Антон Павлович был, как известно, врачом; он очень любил медицину,
студентом и первое время по окончании добросовестно ее изучал и не собирался
ее бросить. Еще в середине 80-х годов он писал, что "медицина - моя законная
жена, а литература - любовница"{597}. Студентом он занимался на каникулах в
Чикинской земской больнице Звенигородского уезда, потом короткое время
заменял земского врача и в Москве принимал /598/ больных. По-видимому,
собирался писать и работу специальную. По крайней мере после его смерти
среди бумаг оказалось несколько исписанных листов с заметками по истории
медицины в России{598}. Я, к сожалению, не догадался тогда снять копию.
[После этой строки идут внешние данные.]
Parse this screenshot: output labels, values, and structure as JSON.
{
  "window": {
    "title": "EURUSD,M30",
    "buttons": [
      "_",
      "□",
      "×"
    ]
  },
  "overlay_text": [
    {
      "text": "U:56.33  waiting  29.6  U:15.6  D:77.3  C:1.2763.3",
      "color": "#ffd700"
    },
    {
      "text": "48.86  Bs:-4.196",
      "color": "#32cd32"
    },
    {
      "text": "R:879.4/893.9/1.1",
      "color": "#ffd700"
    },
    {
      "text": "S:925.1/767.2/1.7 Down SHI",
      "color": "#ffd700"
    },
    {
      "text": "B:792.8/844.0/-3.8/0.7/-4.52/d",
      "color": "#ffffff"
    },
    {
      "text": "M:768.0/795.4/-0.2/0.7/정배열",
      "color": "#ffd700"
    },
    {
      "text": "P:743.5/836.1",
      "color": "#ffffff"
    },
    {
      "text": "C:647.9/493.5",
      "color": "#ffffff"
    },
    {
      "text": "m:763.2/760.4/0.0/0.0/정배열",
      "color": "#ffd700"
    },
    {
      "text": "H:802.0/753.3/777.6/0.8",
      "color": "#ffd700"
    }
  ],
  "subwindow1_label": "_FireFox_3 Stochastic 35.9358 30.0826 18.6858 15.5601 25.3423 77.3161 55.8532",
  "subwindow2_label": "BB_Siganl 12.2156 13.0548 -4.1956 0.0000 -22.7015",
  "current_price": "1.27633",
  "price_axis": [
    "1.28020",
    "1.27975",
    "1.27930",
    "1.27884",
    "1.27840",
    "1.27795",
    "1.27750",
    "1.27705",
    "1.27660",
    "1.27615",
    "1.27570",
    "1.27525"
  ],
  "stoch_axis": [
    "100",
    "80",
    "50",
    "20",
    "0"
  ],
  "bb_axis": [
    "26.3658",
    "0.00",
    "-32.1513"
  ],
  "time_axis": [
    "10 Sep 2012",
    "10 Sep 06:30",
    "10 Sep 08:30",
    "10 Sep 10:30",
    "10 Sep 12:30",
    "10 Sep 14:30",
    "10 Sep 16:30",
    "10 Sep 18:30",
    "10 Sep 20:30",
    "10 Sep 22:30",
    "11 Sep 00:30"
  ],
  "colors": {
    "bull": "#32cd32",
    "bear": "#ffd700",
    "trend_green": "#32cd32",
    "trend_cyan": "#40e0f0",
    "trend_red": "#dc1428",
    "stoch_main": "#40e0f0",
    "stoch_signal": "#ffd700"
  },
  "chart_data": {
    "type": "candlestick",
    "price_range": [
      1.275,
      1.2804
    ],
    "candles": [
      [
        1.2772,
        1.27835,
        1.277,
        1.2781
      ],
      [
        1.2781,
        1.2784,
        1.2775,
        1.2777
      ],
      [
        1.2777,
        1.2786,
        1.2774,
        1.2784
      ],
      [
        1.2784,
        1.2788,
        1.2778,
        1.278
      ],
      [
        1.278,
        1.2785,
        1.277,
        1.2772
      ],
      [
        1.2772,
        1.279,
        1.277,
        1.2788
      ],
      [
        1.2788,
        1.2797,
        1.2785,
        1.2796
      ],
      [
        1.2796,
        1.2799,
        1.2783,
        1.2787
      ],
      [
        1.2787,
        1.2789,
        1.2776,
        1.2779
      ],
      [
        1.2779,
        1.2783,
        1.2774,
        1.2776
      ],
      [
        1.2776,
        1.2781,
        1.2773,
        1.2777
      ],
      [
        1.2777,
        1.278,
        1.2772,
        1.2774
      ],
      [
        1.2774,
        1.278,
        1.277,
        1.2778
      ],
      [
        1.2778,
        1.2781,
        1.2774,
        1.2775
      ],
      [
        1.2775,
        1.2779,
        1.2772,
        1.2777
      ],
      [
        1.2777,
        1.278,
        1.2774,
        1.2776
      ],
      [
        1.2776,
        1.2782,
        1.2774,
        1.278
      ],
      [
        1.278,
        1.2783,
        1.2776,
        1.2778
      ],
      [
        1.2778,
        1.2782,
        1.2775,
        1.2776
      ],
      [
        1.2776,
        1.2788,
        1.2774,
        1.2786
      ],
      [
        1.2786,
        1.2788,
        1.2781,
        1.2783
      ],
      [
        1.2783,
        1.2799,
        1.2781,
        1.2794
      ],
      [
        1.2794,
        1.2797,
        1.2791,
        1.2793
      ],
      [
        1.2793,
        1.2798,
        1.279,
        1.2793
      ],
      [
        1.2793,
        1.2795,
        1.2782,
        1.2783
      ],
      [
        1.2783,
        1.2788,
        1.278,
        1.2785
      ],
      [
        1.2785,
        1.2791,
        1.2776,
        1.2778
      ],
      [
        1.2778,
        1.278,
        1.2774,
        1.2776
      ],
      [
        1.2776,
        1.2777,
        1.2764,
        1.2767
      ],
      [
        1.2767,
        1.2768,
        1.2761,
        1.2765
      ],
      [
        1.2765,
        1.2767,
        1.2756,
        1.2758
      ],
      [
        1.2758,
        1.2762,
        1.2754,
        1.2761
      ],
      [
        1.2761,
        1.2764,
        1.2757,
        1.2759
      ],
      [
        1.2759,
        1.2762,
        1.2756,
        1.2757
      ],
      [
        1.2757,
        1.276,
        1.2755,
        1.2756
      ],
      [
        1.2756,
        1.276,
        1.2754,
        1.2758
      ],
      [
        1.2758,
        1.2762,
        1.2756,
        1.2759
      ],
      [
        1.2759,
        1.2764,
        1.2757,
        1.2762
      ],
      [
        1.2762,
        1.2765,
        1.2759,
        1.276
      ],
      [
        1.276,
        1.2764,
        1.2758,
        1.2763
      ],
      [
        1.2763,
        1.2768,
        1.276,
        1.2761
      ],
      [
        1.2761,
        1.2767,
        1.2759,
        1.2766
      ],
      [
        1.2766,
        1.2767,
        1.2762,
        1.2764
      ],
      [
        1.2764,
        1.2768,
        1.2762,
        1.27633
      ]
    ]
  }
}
Эти
заметки до сих пор нигде не напечатаны. По наведенным мною справкам,
рукопись находится теперь в Центроархиве. Чехов, впрочем, и на свой
"Сахалин" смотрел как на некоторого рода медицинскую диссертацию{598}. И в
Мелихове он еще принимал у себя обращавшихся к нему крестьян и снабжал их
лекарствами, конечно бесплатно. Но этим тогда уже исчерпывалось его
отношение к медицине. За последние 10-15 лет он научной медициной не
занимался. Правда, в Ялту из редакции "Русской мысли" ему аккуратно
пересылался медицинский еженедельник "Русский врач", но он в нем прочитывал
только хронику и иногда мелкие так называемые "заметки из практики". И,
случалось, любил поразить: "Вы читали в последнем номере о новом средстве от
геморроя?" - "Нет, не читал". - "Вот, сударь, и растеряете практику. А я вот
прочитал и уж Кондакова вылечил. Прекрасное средство". И на письменном столе
слева всегда лежал молоточек и трубочка для выслушивания и медицинский
календарь Риккера за текущий год. Но он принимал всегда деятельное участие в
лечении своих домашних или заболевшей прислуги. Любил давать советы своим
приятелям и расспрашивать про их болезни. Но обычно это оканчивалось
указанием, что надо серьезно лечиться и обратиться к врачу. Была у него
слабость - он любил писать рецепты. И, зная это, я старался не прописывать
ему лекарств, а обыкновенно он стоит, бывало, у телефона и под мою диктовку
передает заказ в аптеку, особенно при этом как-то отчеканивая латинские
названия. Заставлял провизора повторить и прибавлял в конце: (для автора)
д-р Чехов.
Тем обстоятельством, что Чехов был врач, можно в известной степени
объяснить и некоторые особенности истории его болезни. Как это ни странно,
но как раз врачи чаще других впадают в две возможные крайности: или они
переоценивают свои болезненные ощущения и симптомы и относят к себе все
самое неблагоприятное, что знают про свою болезнь, или, наоборот,
недооценивают того, что есть, опять-таки стараясь /599/ обосновать свое
отношение медицинскими соображениями.
Я уже упоминал о том, что в самое первое время нашего знакомства Чехов
про болезнь свою не говорил. В конце ноября 1898 года рано утром мне
принесли от него записку, в которой он просил зайти, захватив с собой
"стетоскопчик и ларингоскопчик"{599}, так как у него кровохарканье, - и я
действительно застал его с порядочным кровотечением. Ларингоскоп тут был ни
при чем, потому что не могло быть никакого сомнения, что это настоящее
легочное кровотечение. Когда через несколько дней я мог его детально
исследовать, то я был поражен найденным. В этот первый наш медицинский
разговор Чехов начал летосчисление с года поездки на Сахалин (1890), когда у
него в дороге появилось будто бы первое кровохарканье, но впоследствии
выяснилось, что оно было уже в 1884 году и потом довольно нередко
повторялось. И с студенческих лет он много кашлял, весною и осенью плохо
себя чувствовал и нередко лихорадил, но объяснял это инфлуэнцой, никогда не
лечился, не давал себя выслушивать, чтобы "чего-нибудь там не нашли".